Z analizy przeprowadzonej przez brytyjskie biuro podróży Kenwood Travel, specjalistę od wyjazdów luksusowych, wynika, że tamtejsi turyści nad usługi dodatkowe przedkładają cenę biletu lotniczego. 56 procent z ponad tysiąca badanych w pierwszej kolejności dla niższej ceny zrezygnowałoby z magazynów pokładowych.
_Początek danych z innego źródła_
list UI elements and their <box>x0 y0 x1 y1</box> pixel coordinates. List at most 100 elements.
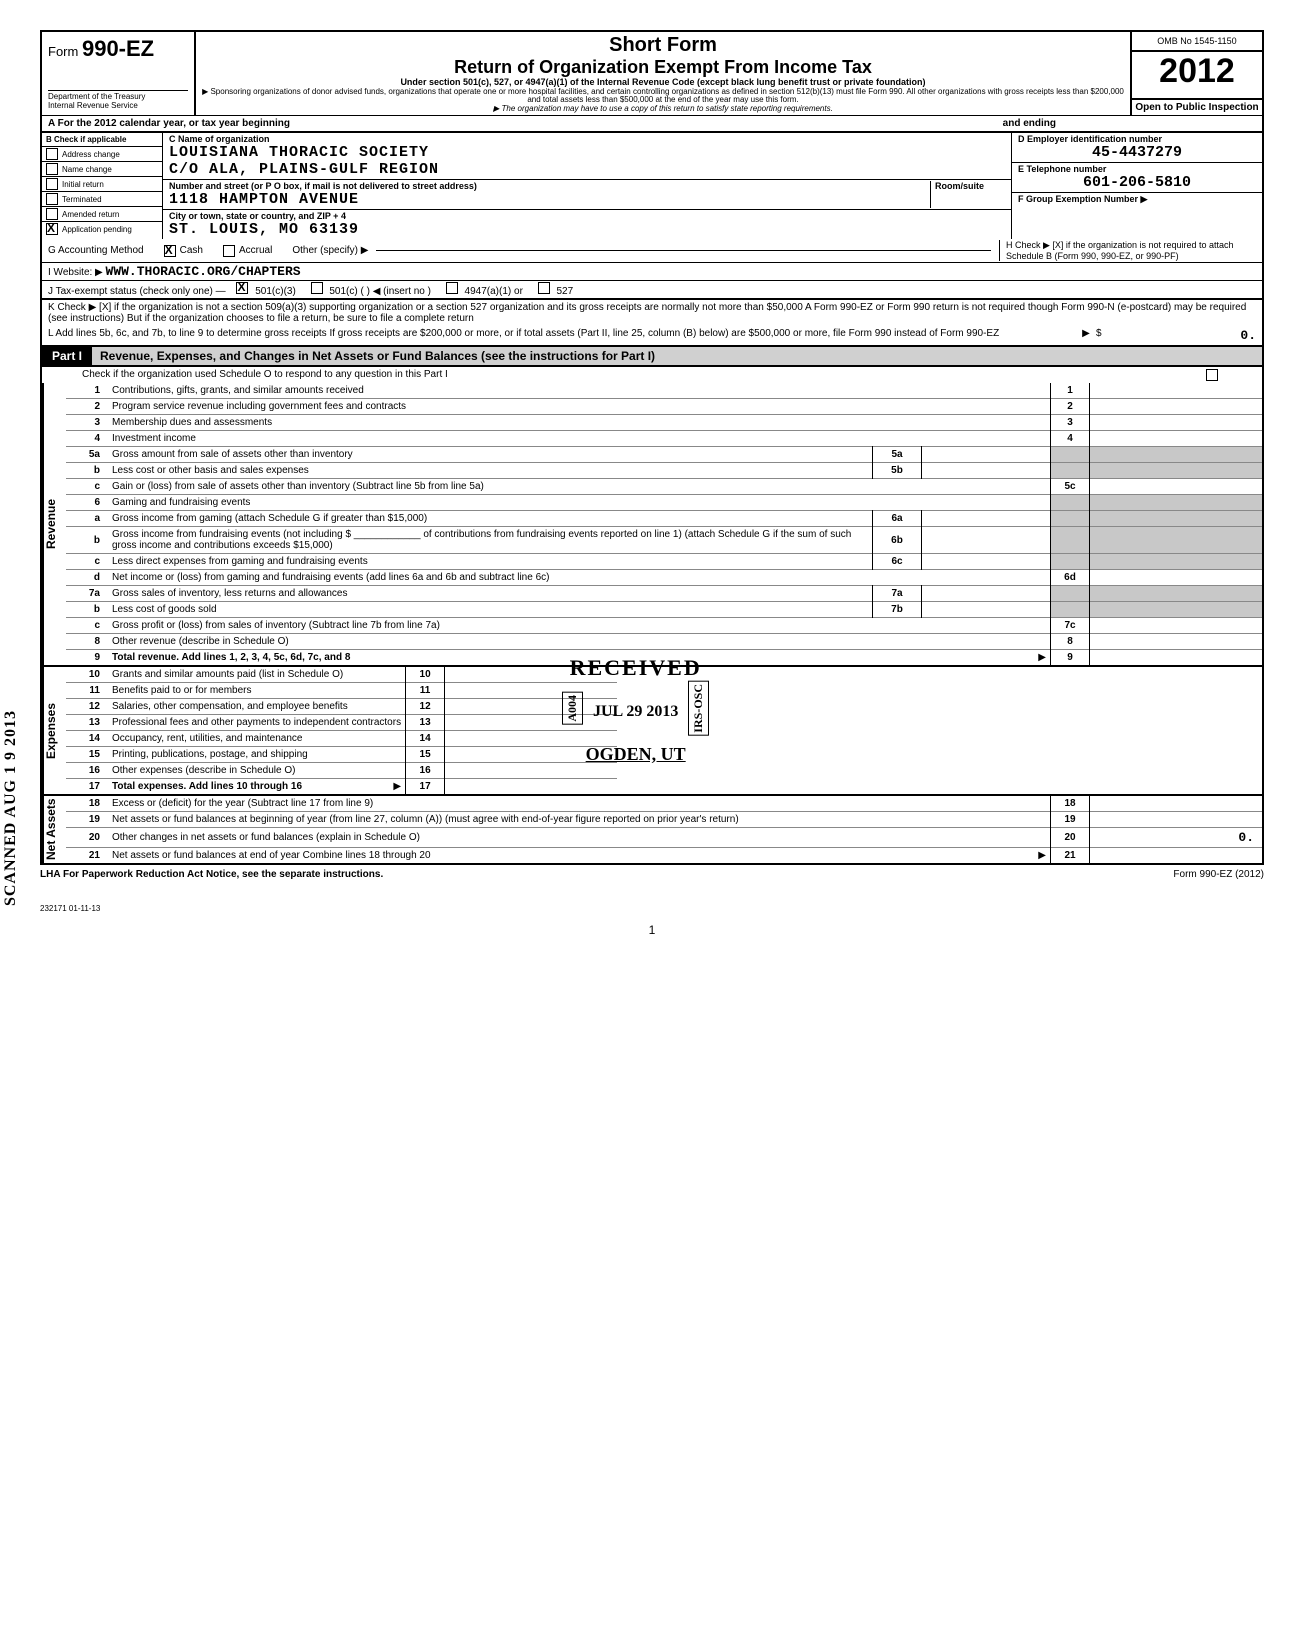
row-l: L Add lines 5b, 6c, and 7b, to line 9 to… <box>40 326 1264 347</box>
col-c: C Name of organization LOUISIANA THORACI… <box>163 133 1012 239</box>
revenue-section: Revenue 1Contributions, gifts, grants, a… <box>40 383 1264 667</box>
phone-value: 601-206-5810 <box>1018 174 1256 191</box>
note-copy: ▶ The organization may have to use a cop… <box>202 105 1124 113</box>
chk-schedule-o[interactable] <box>1206 369 1218 381</box>
block-bcde: B Check if applicable Address change Nam… <box>40 131 1264 239</box>
footer-lha: LHA For Paperwork Reduction Act Notice, … <box>40 869 383 880</box>
row-l-text: L Add lines 5b, 6c, and 7b, to line 9 to… <box>48 328 1076 343</box>
row-g-label: G Accounting Method <box>48 245 144 256</box>
org-name-1: LOUISIANA THORACIC SOCIETY <box>169 144 1005 161</box>
line-8: Other revenue (describe in Schedule O) <box>108 634 1051 650</box>
line-19: Net assets or fund balances at beginning… <box>108 812 1051 828</box>
footer: LHA For Paperwork Reduction Act Notice, … <box>40 865 1264 884</box>
row-l-amount: 0. <box>1116 328 1256 343</box>
line-7c: Gross profit or (loss) from sales of inv… <box>108 618 1051 634</box>
line-7b: Less cost of goods sold <box>108 602 873 618</box>
row-a-left: A For the 2012 calendar year, or tax yea… <box>48 118 290 129</box>
opt-4947: 4947(a)(1) or <box>465 286 523 297</box>
row-a: A For the 2012 calendar year, or tax yea… <box>40 115 1264 131</box>
line-1: Contributions, gifts, grants, and simila… <box>108 383 1051 399</box>
label-city: City or town, state or country, and ZIP … <box>169 211 1005 221</box>
line-5b: Less cost or other basis and sales expen… <box>108 463 873 479</box>
row-h: H Check ▶ [X] if the organization is not… <box>999 240 1256 261</box>
row-k: K Check ▶ [X] if the organization is not… <box>40 300 1264 326</box>
part1-header: Part I Revenue, Expenses, and Changes in… <box>40 347 1264 367</box>
col-b-header: B Check if applicable <box>42 133 162 147</box>
chk-address-change[interactable] <box>46 148 58 160</box>
open-public: Open to Public Inspection <box>1132 100 1262 115</box>
stamp-side-right: IRS-OSC <box>688 681 709 736</box>
label-org-name: C Name of organization <box>169 134 1005 144</box>
line-6c: Less direct expenses from gaming and fun… <box>108 554 873 570</box>
row-i-label: I Website: ▶ <box>48 267 103 278</box>
line-9: Total revenue. Add lines 1, 2, 3, 4, 5c,… <box>112 652 350 663</box>
line-21: Net assets or fund balances at end of ye… <box>112 850 431 861</box>
org-name-2: C/O ALA, PLAINS-GULF REGION <box>169 161 1005 178</box>
line-17: Total expenses. Add lines 10 through 16 <box>112 781 302 792</box>
row-j-label: J Tax-exempt status (check only one) — <box>48 286 226 297</box>
line-11: Benefits paid to or for members <box>108 683 406 699</box>
opt-name-change: Name change <box>62 165 112 174</box>
line-6: Gaming and fundraising events <box>108 495 1051 511</box>
part1-title: Revenue, Expenses, and Changes in Net As… <box>92 347 663 365</box>
opt-address-change: Address change <box>62 150 120 159</box>
form-label: Form <box>48 44 78 59</box>
net-assets-section: Net Assets 18Excess or (deficit) for the… <box>40 796 1264 865</box>
line-12: Salaries, other compensation, and employ… <box>108 699 406 715</box>
row-a-right: and ending <box>1003 118 1056 129</box>
chk-initial-return[interactable] <box>46 178 58 190</box>
footer-code: 232171 01-11-13 <box>40 904 1264 913</box>
chk-application-pending[interactable] <box>46 223 58 235</box>
side-revenue: Revenue <box>42 383 66 665</box>
website-value: WWW.THORACIC.ORG/CHAPTERS <box>106 264 301 279</box>
part1-check-text: Check if the organization used Schedule … <box>82 369 1206 381</box>
line-20-val: 0. <box>1090 828 1263 848</box>
tax-year: 2012 <box>1132 52 1262 100</box>
opt-other: Other (specify) ▶ <box>292 245 368 256</box>
col-de: D Employer identification number 45-4437… <box>1012 133 1262 239</box>
line-20: Other changes in net assets or fund bala… <box>108 828 1051 848</box>
side-expenses: Expenses <box>42 667 66 794</box>
form-number: 990-EZ <box>82 36 154 61</box>
chk-527[interactable] <box>538 282 550 294</box>
part1-label: Part I <box>42 347 92 365</box>
footer-form: Form 990-EZ (2012) <box>1173 869 1264 880</box>
city-value: ST. LOUIS, MO 63139 <box>169 221 1005 238</box>
expenses-section: Expenses 10Grants and similar amounts pa… <box>40 667 1264 796</box>
opt-application-pending: Application pending <box>62 225 132 234</box>
line-10: Grants and similar amounts paid (list in… <box>108 667 406 683</box>
opt-terminated: Terminated <box>62 195 102 204</box>
opt-501c3: 501(c)(3) <box>255 286 296 297</box>
opt-501c: 501(c) ( ) ◀ (insert no ) <box>329 286 431 297</box>
rows-ghij: G Accounting Method Cash Accrual Other (… <box>40 239 1264 300</box>
chk-cash[interactable] <box>164 245 176 257</box>
line-3: Membership dues and assessments <box>108 415 1051 431</box>
col-b: B Check if applicable Address change Nam… <box>42 133 163 239</box>
note-sponsoring: ▶ Sponsoring organizations of donor advi… <box>202 88 1124 105</box>
label-phone: E Telephone number <box>1018 164 1256 174</box>
opt-accrual: Accrual <box>239 245 272 256</box>
chk-accrual[interactable] <box>223 245 235 257</box>
part1-check-line: Check if the organization used Schedule … <box>40 367 1264 383</box>
chk-501c[interactable] <box>311 282 323 294</box>
opt-cash: Cash <box>180 245 203 256</box>
line-16: Other expenses (describe in Schedule O) <box>108 763 406 779</box>
omb-number: OMB No 1545-1150 <box>1132 32 1262 52</box>
chk-501c3[interactable] <box>236 282 248 294</box>
line-5c: Gain or (loss) from sale of assets other… <box>108 479 1051 495</box>
label-ein: D Employer identification number <box>1018 134 1256 144</box>
chk-amended[interactable] <box>46 208 58 220</box>
street-value: 1118 HAMPTON AVENUE <box>169 191 930 208</box>
chk-terminated[interactable] <box>46 193 58 205</box>
chk-name-change[interactable] <box>46 163 58 175</box>
opt-amended: Amended return <box>62 210 119 219</box>
chk-4947[interactable] <box>446 282 458 294</box>
dept-irs: Internal Revenue Service <box>48 102 188 111</box>
title-short-form: Short Form <box>202 34 1124 57</box>
line-18: Excess or (deficit) for the year (Subtra… <box>108 796 1051 812</box>
line-4: Investment income <box>108 431 1051 447</box>
label-street: Number and street (or P O box, if mail i… <box>169 181 930 191</box>
line-6d: Net income or (loss) from gaming and fun… <box>108 570 1051 586</box>
line-15: Printing, publications, postage, and shi… <box>108 747 406 763</box>
line-14: Occupancy, rent, utilities, and maintena… <box>108 731 406 747</box>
Autorzy raportu piszą, że choć wielu pasażerów ceni sobie usługi wliczone w cenę, takie jak posiłki czy napoje serwowane na trasach średniego i dalekiego zasięgu, to 12 procent z nich wolałaby ich nie dostawać, jeśli mogłaby dzięki temu zapłacić mniej za bilet.
CZYTAJ TEŻ: Koniec horroru z płaczącymi dziećmi w samolotach
Z drugiej strony aż 80 procent pytanych woli oglądać programy na ekranach zamontowanych w fotelach niż na własnych urządzeniach przenośnych. Zrezygnować z nich nie chcą nawet za tańsze bilety.
To samo dotyczy komfortu foteli w samolocie i możliwości zabrania bagażu podręcznego. Okazuje się, że ta ostatnia ma dla większości, bo aż 98 procent pytanych, ogromne znaczenie. Tylko 8 procent jest gotowych zamienić rozkładane miejsca na niższe ceny, a 5 procent opowiada się za zajmowaniem dowolnych foteli.